The target UE shall abort the ongoing procedure that triggered the initiation of the 5G ProSe direct link authentication procedure if the ongoing procedure is the 5G ProSe direct link establishment procedure and the target user info is included in the PROSE DIRECT LINK ESTABLISHMENT REQUEST message.
Upon receipt of the PROSE DIRECT LINK AUTHENTICATION REJECT message, the initiating UE shall stop timer T5092 and abort the ongoing procedure that triggered the initiation of the 5G ProSe direct link authentication procedure.
7.2.12.6 5G ProSe direct link authentication procedure not accepted by the initiating UE
If the PROSE DIRECT LINK AUTHENTICATION RESPONSE message cannot be accepted, the initiating UE shall stop timer T5092 and create a PROSE DIRECT LINK AUTHENTICATION FAILURE message. In this message, the initiating UE may include the Key establishment information container IE if provided by upper layers.
After the PROSE DIRECT LINK AUTHENTICATION FAILURE message is generated, the initiating UE shall pass this message to the lower layers for transmission along with the initiating UE’s layer-2 ID for unicast communication and the target UE’s layer-2 ID for unicast communication.
The initiating UE shall abort the ongoing procedure that triggered the initiation of the 5G ProSe direct link authentication procedure.

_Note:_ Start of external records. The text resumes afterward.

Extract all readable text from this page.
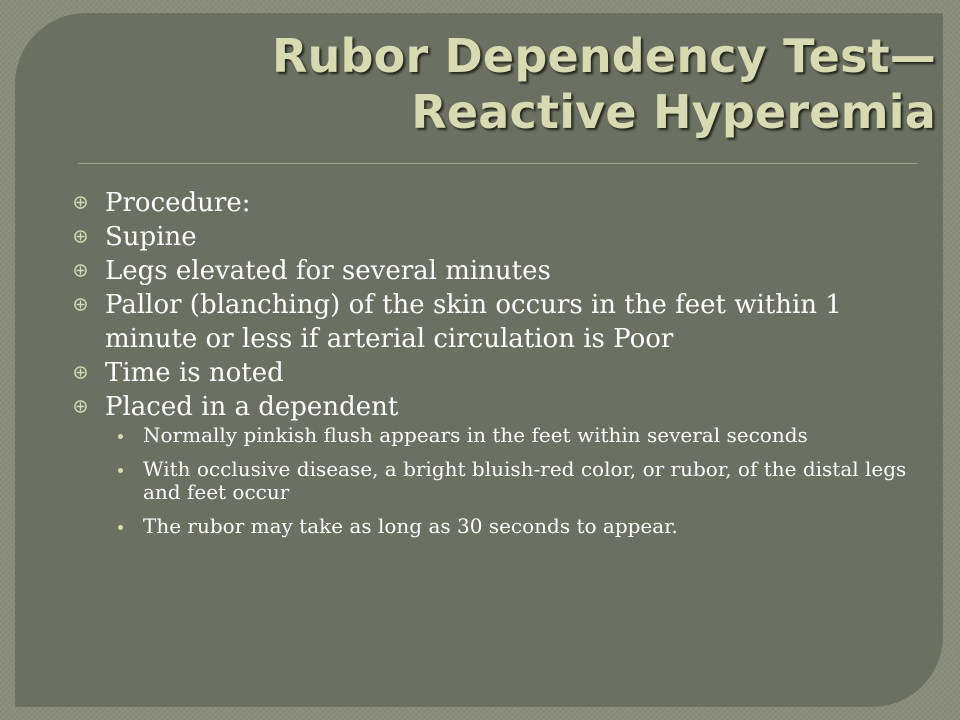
Rubor Dependency Test—
Reactive Hyperemia
Procedure:
Supine
Legs elevated for several minutes
Pallor (blanching) of the skin occurs in the feet within 1 minute or less if arterial circulation is Poor
Time is noted
Placed in a dependent
Normally pinkish flush appears in the feet within several seconds
With occlusive disease, a bright bluish-red color, or rubor, of the distal legs and feet occur
The rubor may take as long as 30 seconds to appear.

Upon receipt of the PROSE DIRECT LINK AUTHENTICATION FAILURE message, the target UE shall abort the ongoing procedure that triggered the initiation of the 5G ProSe direct link authentication procedure and shall indicate to upper layers that authentication has failed.
7.2.12.7 Abnormal cases
7.2.12.7.1 Abnormal cases at the initiating UE
a) Timer T5092 expires.
The initiating UE shall retransmit the PROSE DIRECT LINK AUTHENTICATION REQUEST message and restart timer T5092. After reaching the maximum number of allowed retransmissions, the initiating UE shall abort the 5G ProSe direct link authentication procedure and shall abort the ongoing procedure that triggered the initiation of the 5G ProSe direct link authentication procedure.

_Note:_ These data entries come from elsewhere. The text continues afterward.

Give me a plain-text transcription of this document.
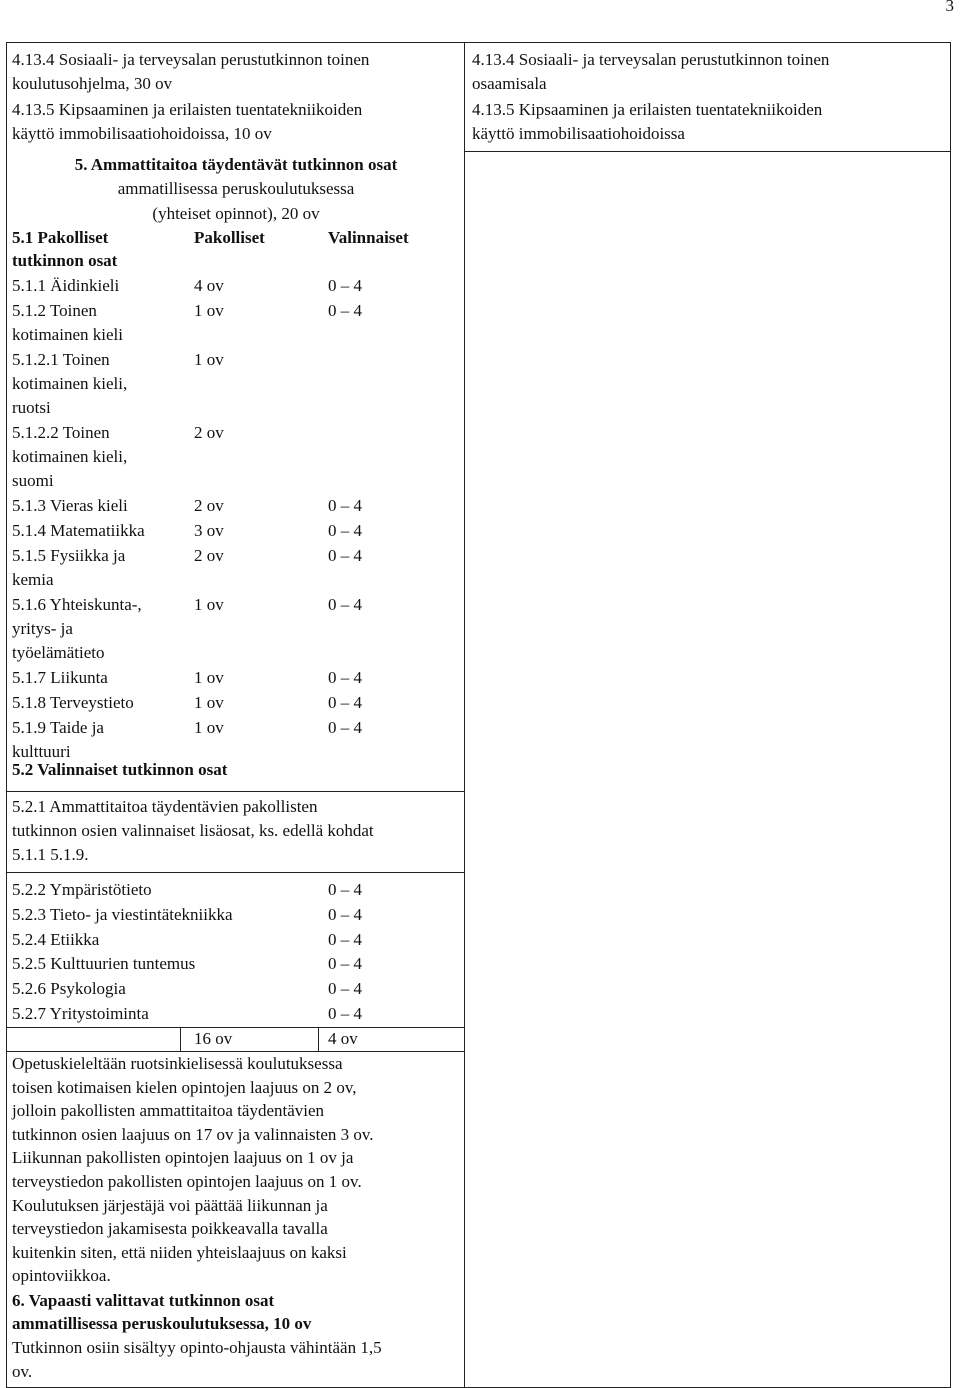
3
4.13.4 Sosiaali- ja terveysalan perustutkinnon toinen
koulutusohjelma, 30 ov
4.13.5 Kipsaaminen ja erilaisten tuentatekniikoiden
käyttö immobilisaatiohoidoissa, 10 ov
5. Ammattitaitoa täydentävät tutkinnon osat
ammatillisessa peruskoulutuksessa
(yhteiset opinnot), 20 ov
5.1 Pakolliset
tutkinnon osat
Pakolliset	Valinnaiset
5.1.1 Äidinkieli	4 ov	0 – 4
5.1.2 Toinen
kotimainen kieli
1 ov	0 – 4
5.1.2.1 Toinen
kotimainen kieli,
ruotsi
1 ov
5.1.2.2 Toinen
kotimainen kieli,
suomi
2 ov
5.1.3 Vieras kieli	2 ov	0 – 4
5.1.4 Matematiikka	3 ov	0 – 4
5.1.5 Fysiikka ja
kemia
2 ov	0 – 4
5.1.6 Yhteiskunta-,
yritys- ja
työelämätieto
1 ov	0 – 4
5.1.7 Liikunta	1 ov	0 – 4
5.1.8 Terveystieto	1 ov	0 – 4
5.1.9 Taide ja
kulttuuri
1 ov	0 – 4
5.2 Valinnaiset tutkinnon osat
5.2.1 Ammattitaitoa täydentävien pakollisten
tutkinnon osien valinnaiset lisäosat, ks. edellä kohdat
5.1.1 5.1.9.
5.2.2 Ympäristötieto	0 – 4
5.2.3 Tieto- ja viestintätekniikka	0 – 4
5.2.4 Etiikka	0 – 4
5.2.5 Kulttuurien tuntemus	0 – 4
5.2.6 Psykologia	0 – 4
5.2.7 Yritystoiminta	0 – 4
16 ov	4 ov
Opetuskieleltään ruotsinkielisessä koulutuksessa
toisen kotimaisen kielen opintojen laajuus on 2 ov,
jolloin pakollisten ammattitaitoa täydentävien
tutkinnon osien laajuus on 17 ov ja valinnaisten 3 ov.
Liikunnan pakollisten opintojen laajuus on 1 ov ja
terveystiedon pakollisten opintojen laajuus on 1 ov.
Koulutuksen järjestäjä voi päättää liikunnan ja
terveystiedon jakamisesta poikkeavalla tavalla
kuitenkin siten, että niiden yhteislaajuus on kaksi
opintoviikkoa.
6. Vapaasti valittavat tutkinnon osat
ammatillisessa peruskoulutuksessa, 10 ov
Tutkinnon osiin sisältyy opinto-ohjausta vähintään 1,5
ov.
4.13.4 Sosiaali- ja terveysalan perustutkinnon toinen
osaamisala
4.13.5 Kipsaaminen ja erilaisten tuentatekniikoiden
käyttö immobilisaatiohoidoissa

NOTE 1: The maximum number of allowed retransmissions is UE implementation specific.
b) The need to use this 5G ProSe direct link no longer exists before the 5G ProSe direct link authentication procedure is completed.
The initiating UE shall abort the 5G ProSe direct link authentication procedure and shall abort the ongoing procedure that triggered the initiation of the 5G ProSe direct link authentication procedure.
c) For the same 5G ProSe direct link, if the initiating UE receives a PROSE DIRECT LINK RELEASE REQUEST message during the 5G ProSe direct link authentication procedure, the initiating UE shall stop all running timers for this 5G ProSe direct link, abort the 5G ProSe direct link authentication procedure and proceed with the 5G ProSe direct link release procedure.
NOTE 2: The abnormal cases as described in bullet c) only happens when the 5G ProSe direct link authentication procedure is used to perform mutual authentication of UEs during a 5G ProSe direct link re-keying procedure.